In 2012 I accepted a detail position in NASA’s Planetary Science Division at NASA Headquarters. I made a career change from an executive assistant to a program support role, and changed from a clerical series to a professional series.
I have gained a lot of personal satisfaction. I knew that I could do much more than push papers, and I wanted to give back to NASA and to my community. I know that when I go to the different schools, and when the kids (African American kids) see folks that look like them, it inspires them to go into different careers at NASA. They think that everyone who works for NASA is a scientist, astronaut or engineer, but there are so many careers that you can go into.
NASA seems to attract the best and the brightest; that is why I always wanted to work for NASA. When you see the looks in kids’ eyes when I say I work for NASA, they just get so excited.
Who inspired you?
My mother, who always told me that I could do and be anything that I wanted, if I just apply myself and stay focused. No matter what you do, do your best. She always told me to stay in school and never stop learning.
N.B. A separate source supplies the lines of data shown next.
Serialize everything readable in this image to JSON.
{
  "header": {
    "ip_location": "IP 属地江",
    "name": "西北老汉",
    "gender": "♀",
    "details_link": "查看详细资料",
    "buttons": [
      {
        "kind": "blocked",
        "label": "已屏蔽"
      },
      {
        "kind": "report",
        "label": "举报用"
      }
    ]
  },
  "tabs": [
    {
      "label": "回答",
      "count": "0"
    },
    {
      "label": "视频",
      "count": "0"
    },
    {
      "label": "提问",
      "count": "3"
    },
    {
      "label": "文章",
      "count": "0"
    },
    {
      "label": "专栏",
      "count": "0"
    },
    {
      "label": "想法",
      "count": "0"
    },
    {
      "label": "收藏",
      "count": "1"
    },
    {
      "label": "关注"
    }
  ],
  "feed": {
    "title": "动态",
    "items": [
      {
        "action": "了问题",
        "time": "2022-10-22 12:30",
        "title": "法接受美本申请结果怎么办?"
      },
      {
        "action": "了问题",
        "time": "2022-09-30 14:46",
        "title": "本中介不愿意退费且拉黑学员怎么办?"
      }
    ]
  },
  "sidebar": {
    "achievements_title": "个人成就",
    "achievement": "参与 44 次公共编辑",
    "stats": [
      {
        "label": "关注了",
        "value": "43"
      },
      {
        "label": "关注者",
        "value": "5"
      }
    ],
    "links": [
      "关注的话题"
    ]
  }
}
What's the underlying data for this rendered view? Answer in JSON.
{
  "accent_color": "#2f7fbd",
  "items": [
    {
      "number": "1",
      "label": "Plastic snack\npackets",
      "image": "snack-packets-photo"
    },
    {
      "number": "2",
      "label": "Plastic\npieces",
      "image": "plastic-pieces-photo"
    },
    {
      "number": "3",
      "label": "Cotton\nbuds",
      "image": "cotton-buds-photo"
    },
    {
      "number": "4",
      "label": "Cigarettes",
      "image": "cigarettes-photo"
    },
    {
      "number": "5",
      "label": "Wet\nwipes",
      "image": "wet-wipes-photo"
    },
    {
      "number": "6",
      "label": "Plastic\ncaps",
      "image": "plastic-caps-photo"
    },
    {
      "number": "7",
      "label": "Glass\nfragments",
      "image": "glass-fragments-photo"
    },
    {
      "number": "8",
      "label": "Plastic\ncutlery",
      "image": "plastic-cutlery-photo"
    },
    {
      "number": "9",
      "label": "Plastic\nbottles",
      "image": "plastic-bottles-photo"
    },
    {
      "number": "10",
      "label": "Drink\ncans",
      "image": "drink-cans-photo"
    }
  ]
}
What advice would you give to someone who wants to take the same career path as you?
My advice is to keep an open mind, take training (never stop learning), and whatever your job is do your best.
What do you do for fun?
I love to listen to jazz and dance. I visit parks frequently for nature walks. I am intrigued with the constant changing of the environment – the variety of living things to see, the smells, and the sounds I hear all are relaxing to me, and every visit is an adventure.
If you were talking to a student interested in science and math or engineering, what advice would you give them?
Study hard and stay focused so that you can do well in school. Choose a subject that you enjoy, for it can lead to a rewarding career. I now have my dream job. I have fun at work and, moreover, I really enjoy my job. NASA is an awesome place to work.